Daí que o convite feito pelo projeto governamental "Outros Bairros", para fazer formação de calcetamento, foi rapidamente aceite e encara agora o trabalho como outro qualquer, recusando a ideia de haver uma profissão para homens e outra para mulheres.

Ainda assim, admite que há "muita diferença" entre o trabalho desempenhado pelo homem em relação ao feito pela mulher. Desde logo pela "flexibilidade" das ideias da mulher, enquanto o homem dificilmente muda de opinião, receando perder o emprego para a mulher.

"Não dizem diretamente, mas sentimos que isso acontece. É um trabalho de obra, há algumas coisas que não dominamos, no caso por exemplo da construção das paredes, e percebo que só vão nos passando alguma informação, transmitem-nos apenas 25% do que deveriam", admite a jovem calceteira.

Por isso, acrescenta que a mudança de mentalidades é feita para fora, como também dentro do ambiente de trabalho, com alguns dos ajudantes.

"Outros Bairros" é um projeto do Governo, através do Ministério de Infraestruturas, Ordenamento do Território e Habitação, que pretende intervir nos bairros informais de Cabo Verde, permitindo a sua transformação, através da reabilitação, revitalização e acessibilidades.

A pandemia levou também Adelaide Gomes, 28 anos, outra calceteira, a canalizar a sua energia para outros horizontes.

Conta à Lusa que perdeu o emprego numa residencial devido à escassez de turistas, há pouco mais de um ano. Depois, tal como as colegas, fez a formação no âmbito daquele projeto e há seis meses começou a trabalhar como calceteira, garantindo mais condições às estradas, através do calcetamento.

A experiência destas mulheres começou pela localidade de Baía das Gatas, onde trabalharam por quase um mês, enquanto esperavam a chegada de saneamento e pela construção de algumas paredes na localidade onde estão agora.

Essas trabalhadoras ganham 180 escudos (1,60 euros) por metro quadrado de calcetamento, através do projeto "Outros Bairros", e o salário depende por isso da produção de cada uma.

Mas a maior motivação, como frisa Adelaide, não está no dinheiro: "Temos orgulho, ainda, pelo facto de trabalharmos na nossa zona".

Diferente das outras colegas, aos 35 anos, Silésia Pereira encontrou no calcetamento o primeiro emprego. Uma "grande" mudança que lhe permite sonhar mais alto e aos poucos melhorar a vida dos três filhos e as condições da "casa de lata" onde mora.

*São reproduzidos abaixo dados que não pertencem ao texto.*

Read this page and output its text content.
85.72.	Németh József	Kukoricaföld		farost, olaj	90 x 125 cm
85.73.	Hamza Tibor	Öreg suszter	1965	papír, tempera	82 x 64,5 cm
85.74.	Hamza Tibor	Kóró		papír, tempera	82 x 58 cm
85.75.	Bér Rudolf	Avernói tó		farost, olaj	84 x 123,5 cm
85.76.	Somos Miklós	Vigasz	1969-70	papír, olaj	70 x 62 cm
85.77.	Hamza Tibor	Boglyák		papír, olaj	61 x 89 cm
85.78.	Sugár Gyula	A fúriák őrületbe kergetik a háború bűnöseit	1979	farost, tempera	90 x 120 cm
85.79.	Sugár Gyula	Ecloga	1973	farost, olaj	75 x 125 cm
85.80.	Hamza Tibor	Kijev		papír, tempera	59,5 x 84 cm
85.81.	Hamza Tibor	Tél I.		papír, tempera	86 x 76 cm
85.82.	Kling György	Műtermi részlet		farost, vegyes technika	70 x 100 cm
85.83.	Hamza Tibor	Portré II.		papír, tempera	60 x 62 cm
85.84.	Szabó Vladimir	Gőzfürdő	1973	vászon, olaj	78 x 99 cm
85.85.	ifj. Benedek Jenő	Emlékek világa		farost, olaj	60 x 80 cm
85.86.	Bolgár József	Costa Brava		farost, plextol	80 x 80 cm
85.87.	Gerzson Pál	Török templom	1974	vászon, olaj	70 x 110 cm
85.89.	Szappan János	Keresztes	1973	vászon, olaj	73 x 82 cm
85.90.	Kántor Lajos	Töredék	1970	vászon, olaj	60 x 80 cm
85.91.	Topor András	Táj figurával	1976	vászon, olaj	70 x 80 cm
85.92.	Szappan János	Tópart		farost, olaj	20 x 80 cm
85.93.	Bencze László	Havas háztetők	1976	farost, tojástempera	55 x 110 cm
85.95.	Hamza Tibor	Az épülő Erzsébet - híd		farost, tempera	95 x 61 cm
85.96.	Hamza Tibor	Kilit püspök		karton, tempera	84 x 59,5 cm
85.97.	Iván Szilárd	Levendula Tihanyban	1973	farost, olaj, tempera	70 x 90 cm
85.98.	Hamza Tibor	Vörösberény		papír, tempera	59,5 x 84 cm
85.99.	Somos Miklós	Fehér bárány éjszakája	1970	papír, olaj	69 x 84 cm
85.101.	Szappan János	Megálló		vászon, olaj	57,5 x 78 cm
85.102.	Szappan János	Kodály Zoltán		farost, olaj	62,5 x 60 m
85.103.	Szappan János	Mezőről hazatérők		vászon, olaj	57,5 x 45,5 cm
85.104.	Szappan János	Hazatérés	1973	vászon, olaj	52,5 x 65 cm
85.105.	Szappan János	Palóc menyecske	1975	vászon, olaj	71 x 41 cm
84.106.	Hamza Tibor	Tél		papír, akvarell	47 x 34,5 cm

Retrata a convivência no meio laboral como sendo boa, entre homens e mulheres, apesar de perceber no princípio alguma resistência por parte dos homens. Aliado a isso, assegura que o retorno do trabalho que recebe dos outros moradores é "bastante positivo".

A trabalhar na entrada da subida para o Alto de Bomba, estas mulheres e os seus ajudantes substituem o castanho da terra batida dos caminhos anteriores por calçadas que nascem à força de braços.